Canegrowers Queensland supports the buyout.

But chairman Paul Schembri said it was hard to face the loss of equity that had been built up in Mackay Sugar over generations of cane farmers.

"If we're all honest the greatest downside is that we will be losing 70 per cent of our equity," he said.

"That is something to feel disappointed about. Because that equity is the legacy of our fathers and our grandfathers and what we had operated on 100 per cent of the shares.

"There is not just the shares, there is an emotional attachment to having that ownership which we've had for three generations."

Despite the history embedded in the mill, Mr Schembri said the cost of not selling to Nordzucker would be unsustainable.

"There's not a ready-made alternative to the proposal that we are looking at today," he said.

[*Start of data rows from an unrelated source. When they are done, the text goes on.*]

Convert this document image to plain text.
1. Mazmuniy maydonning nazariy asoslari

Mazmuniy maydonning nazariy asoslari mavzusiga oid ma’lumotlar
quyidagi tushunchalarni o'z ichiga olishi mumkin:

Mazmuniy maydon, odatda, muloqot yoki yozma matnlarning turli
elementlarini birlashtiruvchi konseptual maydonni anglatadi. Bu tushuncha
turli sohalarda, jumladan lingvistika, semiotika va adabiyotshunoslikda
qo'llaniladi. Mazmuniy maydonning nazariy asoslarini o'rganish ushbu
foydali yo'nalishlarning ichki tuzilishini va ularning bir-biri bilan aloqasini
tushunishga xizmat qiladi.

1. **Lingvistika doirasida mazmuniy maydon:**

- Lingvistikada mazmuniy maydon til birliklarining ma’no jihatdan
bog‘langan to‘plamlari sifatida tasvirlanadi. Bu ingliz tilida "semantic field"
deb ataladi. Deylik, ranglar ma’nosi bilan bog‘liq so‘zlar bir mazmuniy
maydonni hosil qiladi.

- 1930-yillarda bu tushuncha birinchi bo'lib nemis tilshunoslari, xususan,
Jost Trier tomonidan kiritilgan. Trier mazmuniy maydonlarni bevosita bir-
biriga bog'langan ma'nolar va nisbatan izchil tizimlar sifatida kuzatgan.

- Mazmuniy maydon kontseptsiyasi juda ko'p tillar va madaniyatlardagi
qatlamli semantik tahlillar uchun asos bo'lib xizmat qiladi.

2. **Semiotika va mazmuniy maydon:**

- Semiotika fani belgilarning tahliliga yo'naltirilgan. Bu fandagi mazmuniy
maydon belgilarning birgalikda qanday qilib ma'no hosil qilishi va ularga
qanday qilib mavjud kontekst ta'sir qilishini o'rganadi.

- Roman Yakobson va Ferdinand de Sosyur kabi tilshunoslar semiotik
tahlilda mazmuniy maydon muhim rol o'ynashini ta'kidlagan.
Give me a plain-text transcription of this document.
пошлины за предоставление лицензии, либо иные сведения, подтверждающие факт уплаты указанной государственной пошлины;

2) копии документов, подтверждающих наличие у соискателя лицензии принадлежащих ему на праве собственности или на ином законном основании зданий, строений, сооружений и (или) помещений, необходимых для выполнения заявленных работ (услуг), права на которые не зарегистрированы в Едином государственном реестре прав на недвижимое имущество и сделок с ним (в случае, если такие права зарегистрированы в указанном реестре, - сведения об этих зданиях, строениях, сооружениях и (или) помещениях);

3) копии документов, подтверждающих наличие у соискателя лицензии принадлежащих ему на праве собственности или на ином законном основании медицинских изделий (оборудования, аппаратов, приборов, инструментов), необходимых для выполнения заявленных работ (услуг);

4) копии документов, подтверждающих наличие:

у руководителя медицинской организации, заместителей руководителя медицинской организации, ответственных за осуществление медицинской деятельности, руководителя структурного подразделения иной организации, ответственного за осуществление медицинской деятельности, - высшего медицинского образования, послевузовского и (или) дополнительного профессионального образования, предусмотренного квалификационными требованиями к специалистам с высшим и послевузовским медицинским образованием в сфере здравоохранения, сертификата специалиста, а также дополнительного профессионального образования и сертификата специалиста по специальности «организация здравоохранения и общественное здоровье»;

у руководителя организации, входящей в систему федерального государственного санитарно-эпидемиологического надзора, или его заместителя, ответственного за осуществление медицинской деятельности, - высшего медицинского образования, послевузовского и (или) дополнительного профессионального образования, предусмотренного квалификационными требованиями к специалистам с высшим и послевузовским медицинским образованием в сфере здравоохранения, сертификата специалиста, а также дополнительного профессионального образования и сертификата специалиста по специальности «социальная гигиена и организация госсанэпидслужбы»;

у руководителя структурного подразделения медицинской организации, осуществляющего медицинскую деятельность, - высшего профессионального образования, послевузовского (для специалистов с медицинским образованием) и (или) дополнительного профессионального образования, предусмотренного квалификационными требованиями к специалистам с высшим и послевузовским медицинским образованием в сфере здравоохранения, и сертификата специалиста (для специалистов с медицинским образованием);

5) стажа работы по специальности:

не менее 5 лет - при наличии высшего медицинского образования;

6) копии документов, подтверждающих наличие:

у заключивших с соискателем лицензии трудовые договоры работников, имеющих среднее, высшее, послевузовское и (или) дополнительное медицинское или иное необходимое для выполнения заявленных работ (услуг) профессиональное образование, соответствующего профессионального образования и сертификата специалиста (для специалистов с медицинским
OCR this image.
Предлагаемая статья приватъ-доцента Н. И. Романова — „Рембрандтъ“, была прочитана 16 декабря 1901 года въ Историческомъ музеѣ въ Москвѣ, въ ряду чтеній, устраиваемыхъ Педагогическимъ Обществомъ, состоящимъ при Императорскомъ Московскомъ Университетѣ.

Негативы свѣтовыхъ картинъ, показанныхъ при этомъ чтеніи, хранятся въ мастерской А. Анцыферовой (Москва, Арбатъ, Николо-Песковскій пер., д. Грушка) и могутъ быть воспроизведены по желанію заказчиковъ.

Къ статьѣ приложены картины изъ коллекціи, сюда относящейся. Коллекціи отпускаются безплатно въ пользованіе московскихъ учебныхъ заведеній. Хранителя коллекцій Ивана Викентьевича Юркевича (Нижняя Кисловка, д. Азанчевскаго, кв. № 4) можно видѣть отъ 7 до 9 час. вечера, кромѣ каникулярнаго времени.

The shareholder vote, which three-quarters of the members must approve, was an opportunity to steady Mackay's sugar industry, Mr Schembri said.

He worries if the threshold is not met, the industry will be plunged into "a world of uncertainty and difficultly".

"It seems to me that if we don't get that 75 per cent vote we'll be in a world of trouble," he said.

This is not the only concern for cane farmers.

Further south in Wilmar Sugar territory, West Hill grower farmer Kevin Borg said farmers were struggling to meet the rising costs of running their farms, while tackling a plummeting sugar price.

The Mackay Canegrowers chairman said farmers across the region were dealing with rising "incremental costs yearly makes it very hard to make ends meet".

As a result, Mr Borg said, many of his neighbours had given up the cane farming life, to run cattle, or work in the mills or mines.

While farmers are always prepared for the worst, Mr Borg said he disagreed you had to be a pessimist to survive life on the farm.

Mr Borg said it was simply part of farming life to prepare for the worst.

"We haven't got control of the weather and all those other things, the wet, pests and disease," he said.

"We've certainly had our challenges. We've had everything from droughts to floods."

Mr Borg said farmers were optimists with a plan.

"I think we're all optimists. That's why were all still farming," he said.